To remember gives a sense of self and self-importance, existence. And over the millenia we have enlarged and embroidered upon remembering so that it is enhanced by a plethora of feelings. (The artifacts of any culture are remembrances.) What is sad to me is that we are given a gift that is a monumental tease, for when we die all that memory is done with. Moreover, when a species is eliminated, the Neanderthal, for one, no one is there to remember. A paleontologist works at remembering, but he is involved with conjecture and supposition. He never really experienced a Neanderthal. His is a dysfunctional remembering. The nagging and wrenching we experience about Uncas is that, indeed, he is the last of the Mohicans and he is sadly-sickenly saturated in a remembrance of things past.
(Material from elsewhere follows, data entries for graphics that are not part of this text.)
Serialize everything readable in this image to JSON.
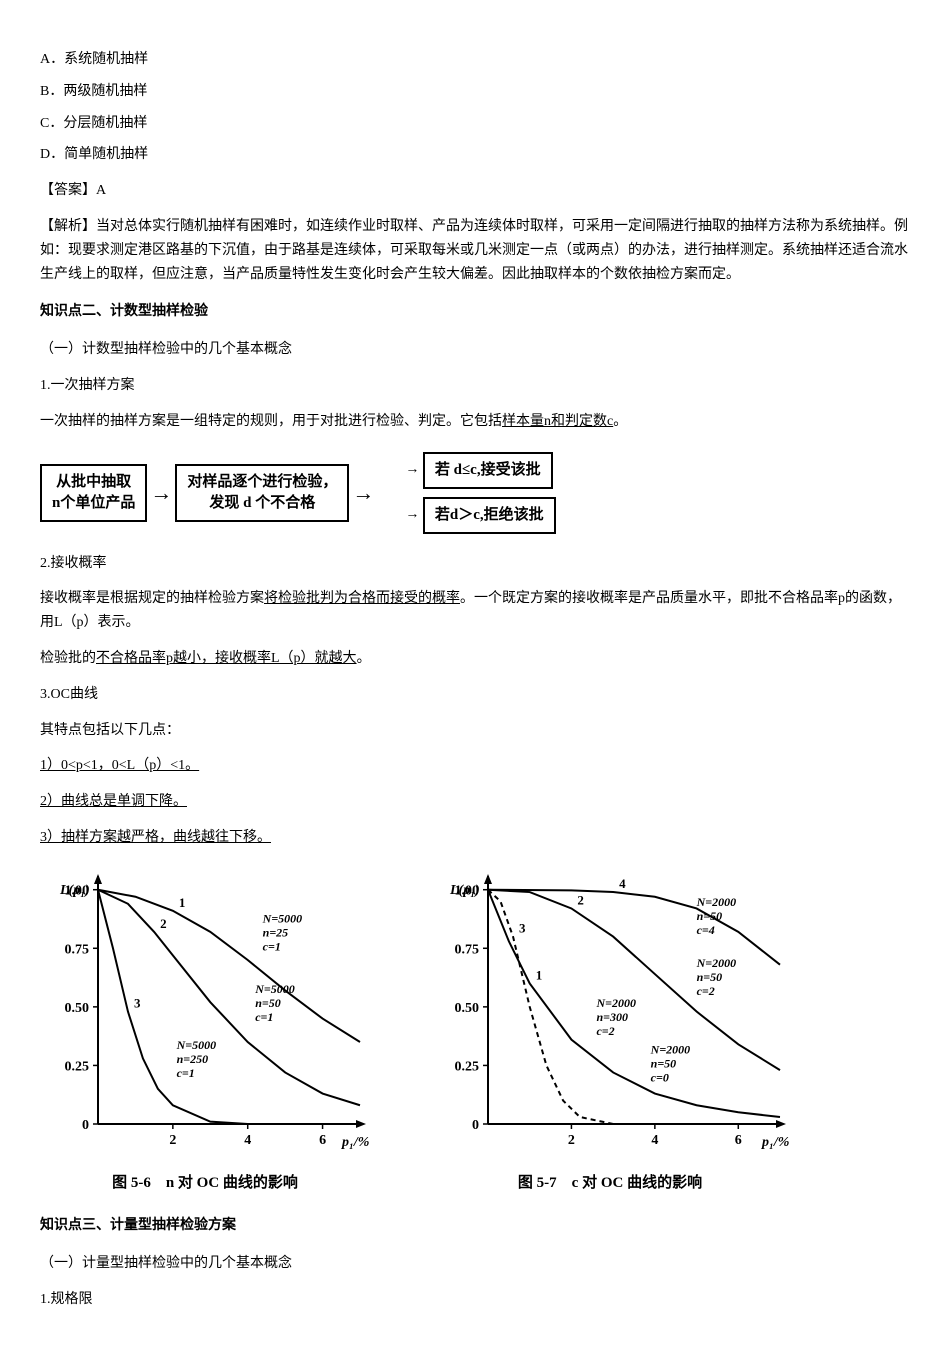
{
  "options": [
    {
      "label": "A．",
      "text": "系统随机抽样"
    },
    {
      "label": "B．",
      "text": "两级随机抽样"
    },
    {
      "label": "C．",
      "text": "分层随机抽样"
    },
    {
      "label": "D．",
      "text": "简单随机抽样"
    }
  ],
  "answer_label": "【答案】",
  "answer_value": "A",
  "analysis_label": "【解析】",
  "analysis_text": "当对总体实行随机抽样有困难时，如连续作业时取样、产品为连续体时取样，可采用一定间隔进行抽取的抽样方法称为系统抽样。例如：现要求测定港区路基的下沉值，由于路基是连续体，可采取每米或几米测定一点（或两点）的办法，进行抽样测定。系统抽样还适合流水生产线上的取样，但应注意，当产品质量特性发生变化时会产生较大偏差。因此抽取样本的个数依抽检方案而定。",
  "kp2_title": "知识点二、计数型抽样检验",
  "kp2_sub1": "（一）计数型抽样检验中的几个基本概念",
  "item1_num": "1.",
  "item1_title": "一次抽样方案",
  "item1_desc_a": "一次抽样的抽样方案是一组特定的规则，用于对批进行检验、判定。它包括",
  "item1_desc_b": "样本量n和判定数c",
  "item1_desc_c": "。",
  "flow": {
    "box1_l1": "从批中抽取",
    "box1_l2": "n个单位产品",
    "box2_l1": "对样品逐个进行检验，",
    "box2_l2": "发现 d 个不合格",
    "box3": "若 d≤c,接受该批",
    "box4": "若d＞c,拒绝该批"
  },
  "item2_num": "2.",
  "item2_title": "接收概率",
  "item2_p1a": "接收概率是根据规定的抽样检验方案",
  "item2_p1b": "将检验批判为合格而接受的概率",
  "item2_p1c": "。一个既定方案的接收概率是产品质量水平，即批不合格品率p的函数，用L（p）表示。",
  "item2_p2a": "检验批的",
  "item2_p2b": "不合格品率p越小，接收概率L（p）就越大",
  "item2_p2c": "。",
  "item3_num": "3.",
  "item3_title": "OC曲线",
  "item3_intro": "其特点包括以下几点：",
  "oc_pts": [
    "1）0<p<1，0<L（p）<1。",
    "2）曲线总是单调下降。",
    "3）抽样方案越严格，曲线越往下移。"
  ],
  "fig56_caption": "图 5-6　n 对 OC 曲线的影响",
  "fig57_caption": "图 5-7　c 对 OC 曲线的影响",
  "chart56": {
    "type": "line",
    "xlabel": "p₁/%",
    "ylabel": "L(p₁)",
    "xlim": [
      0,
      7
    ],
    "ylim": [
      0,
      1.05
    ],
    "xticks": [
      2,
      4,
      6
    ],
    "yticks": [
      0,
      0.25,
      0.5,
      0.75,
      1.0
    ],
    "line_color": "#000000",
    "axis_color": "#000000",
    "line_width": 2,
    "series": [
      {
        "label": "1",
        "annot": "N=5000\nn=25\nc=1",
        "annot_xy": [
          4.4,
          0.86
        ],
        "pts": [
          [
            0,
            1
          ],
          [
            1,
            0.97
          ],
          [
            2,
            0.91
          ],
          [
            3,
            0.82
          ],
          [
            4,
            0.7
          ],
          [
            5,
            0.57
          ],
          [
            6,
            0.45
          ],
          [
            7,
            0.35
          ]
        ]
      },
      {
        "label": "2",
        "annot": "N=5000\nn=50\nc=1",
        "annot_xy": [
          4.2,
          0.56
        ],
        "pts": [
          [
            0,
            1
          ],
          [
            0.8,
            0.94
          ],
          [
            1.5,
            0.82
          ],
          [
            2,
            0.72
          ],
          [
            3,
            0.52
          ],
          [
            4,
            0.35
          ],
          [
            5,
            0.22
          ],
          [
            6,
            0.13
          ],
          [
            7,
            0.08
          ]
        ]
      },
      {
        "label": "3",
        "annot": "N=5000\nn=250\nc=1",
        "annot_xy": [
          2.1,
          0.32
        ],
        "pts": [
          [
            0,
            1
          ],
          [
            0.4,
            0.75
          ],
          [
            0.8,
            0.48
          ],
          [
            1.2,
            0.28
          ],
          [
            1.6,
            0.15
          ],
          [
            2,
            0.08
          ],
          [
            3,
            0.01
          ],
          [
            4,
            0
          ]
        ]
      }
    ]
  },
  "chart57": {
    "type": "line",
    "xlabel": "p₁/%",
    "ylabel": "L(p₁)",
    "xlim": [
      0,
      7
    ],
    "ylim": [
      0,
      1.05
    ],
    "xticks": [
      2,
      4,
      6
    ],
    "yticks": [
      0,
      0.25,
      0.5,
      0.75,
      1.0
    ],
    "line_color": "#000000",
    "axis_color": "#000000",
    "line_width": 2,
    "series": [
      {
        "label": "4",
        "annot": "N=2000\nn=50\nc=4",
        "annot_xy": [
          5.0,
          0.93
        ],
        "pts": [
          [
            0,
            1
          ],
          [
            2,
            0.997
          ],
          [
            3,
            0.99
          ],
          [
            4,
            0.97
          ],
          [
            5,
            0.92
          ],
          [
            6,
            0.82
          ],
          [
            7,
            0.68
          ]
        ]
      },
      {
        "label": "2",
        "annot": "N=2000\nn=50\nc=2",
        "annot_xy": [
          5.0,
          0.67
        ],
        "pts": [
          [
            0,
            1
          ],
          [
            1,
            0.99
          ],
          [
            2,
            0.92
          ],
          [
            3,
            0.8
          ],
          [
            4,
            0.64
          ],
          [
            5,
            0.48
          ],
          [
            6,
            0.34
          ],
          [
            7,
            0.23
          ]
        ]
      },
      {
        "label": "3",
        "annot": "N=2000\nn=300\nc=2",
        "annot_xy": [
          2.6,
          0.5
        ],
        "dash": "5,4",
        "pts": [
          [
            0,
            1
          ],
          [
            0.3,
            0.95
          ],
          [
            0.6,
            0.8
          ],
          [
            1,
            0.5
          ],
          [
            1.4,
            0.25
          ],
          [
            1.8,
            0.1
          ],
          [
            2.2,
            0.03
          ],
          [
            3,
            0
          ]
        ]
      },
      {
        "label": "1",
        "annot": "N=2000\nn=50\nc=0",
        "annot_xy": [
          3.9,
          0.3
        ],
        "pts": [
          [
            0,
            1
          ],
          [
            0.5,
            0.78
          ],
          [
            1,
            0.6
          ],
          [
            2,
            0.36
          ],
          [
            3,
            0.22
          ],
          [
            4,
            0.13
          ],
          [
            5,
            0.08
          ],
          [
            6,
            0.05
          ],
          [
            7,
            0.03
          ]
        ]
      }
    ]
  },
  "kp3_title": "知识点三、计量型抽样检验方案",
  "kp3_sub1": "（一）计量型抽样检验中的几个基本概念",
  "kp3_item1_num": "1.",
  "kp3_item1_title": "规格限"
}
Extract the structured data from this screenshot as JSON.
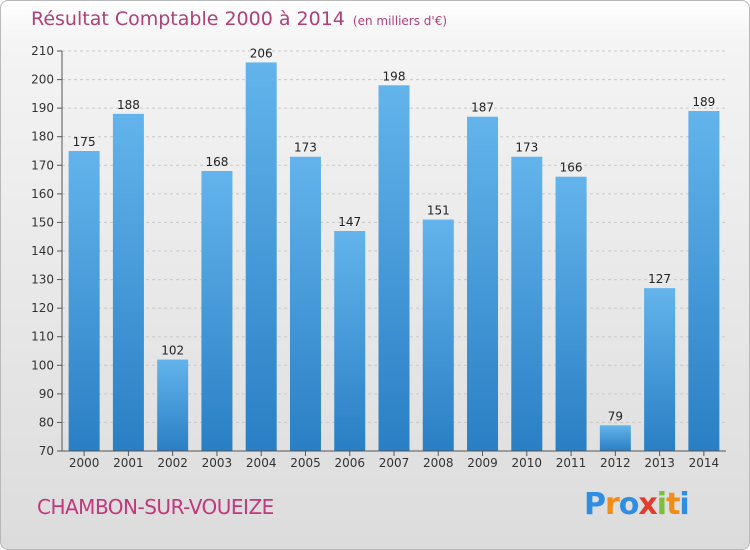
{
  "title": "Résultat Comptable 2000 à 2014",
  "unit": "(en milliers d'€)",
  "place": "CHAMBON-SUR-VOUEIZE",
  "logo": "Proxiti",
  "colors": {
    "bar_top": "#63b4ec",
    "bar_bottom": "#2a7fc4",
    "title": "#b0407a",
    "place": "#c2377d"
  },
  "chart_data": {
    "type": "bar",
    "title": "Résultat Comptable 2000 à 2014",
    "categories": [
      "2000",
      "2001",
      "2002",
      "2003",
      "2004",
      "2005",
      "2006",
      "2007",
      "2008",
      "2009",
      "2010",
      "2011",
      "2012",
      "2013",
      "2014"
    ],
    "values": [
      175,
      188,
      102,
      168,
      206,
      173,
      147,
      198,
      151,
      187,
      173,
      166,
      79,
      127,
      189
    ],
    "ylim": [
      70,
      210
    ],
    "yticks": [
      70,
      80,
      90,
      100,
      110,
      120,
      130,
      140,
      150,
      160,
      170,
      180,
      190,
      200,
      210
    ],
    "grid": true,
    "data_labels": true,
    "legend": "none"
  }
}
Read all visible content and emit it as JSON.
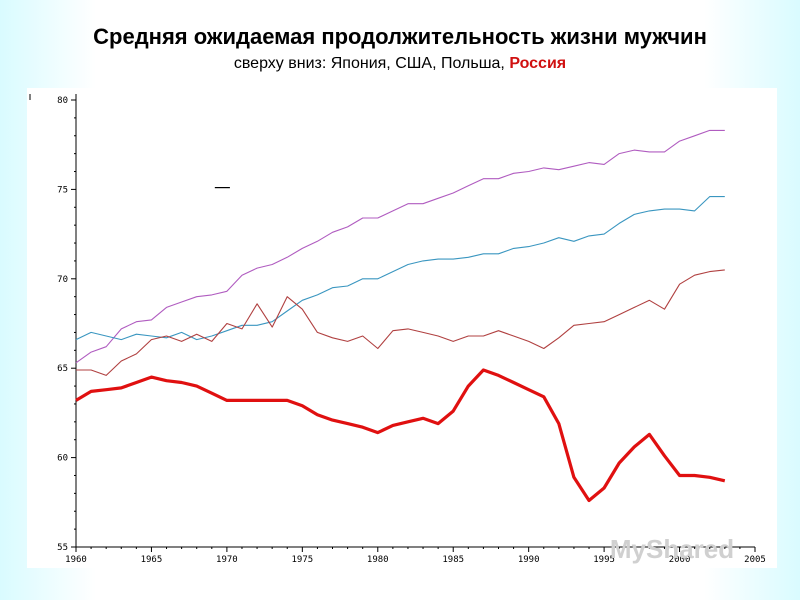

I remember my deceased daughter and wife. I choose to. It gives me considerable pain, it gives me a wiry sustenance, it breaks my spirit — my heart, and it may serve no purpose. It is awful. It is fire. I don’t know what it is — or what its motives are. I remember because, like my heart, I cannot control its beating. It is part of my biology, species-specific, genetically determined.
Sadder still, it is as if remembering has not progressed to another level of awareness. Is there a kind of extended remembering? Can remembering evolve into a kind of prescience? All conjecture. It seems remembering is like a gas-filled Cadillace without an ignition key.
Sadder still, I feel, is that like Mt. Lemmon, we are gone, in a shorter period of time as well. Remembering is like being domesticated, tamed and then the compliance is never really put to purpose. Why break a horse if it will never be ridden?
What I am asking is basic. What is life? And I scorn any answer. I get off on the detective work. The Charlie Chan movies of the 30s and 40s, the ones featuring Sidnery Toler, were essentially plot-driven B movies. It was the plot, like a good tweed suit, that grabbed my interest. I don’t need denouement. I don’t give a damn about resolution. I am more interested in the spikes, the atonality of life, for whatever pattern there is, I could care less. Patterns are what we crave; they are the signs of order we desire.
So, I am simply asking again, what is fire? And there is no answer; but the questioning itself creates a patina of a kind between me and the world, which I find significantly interesting.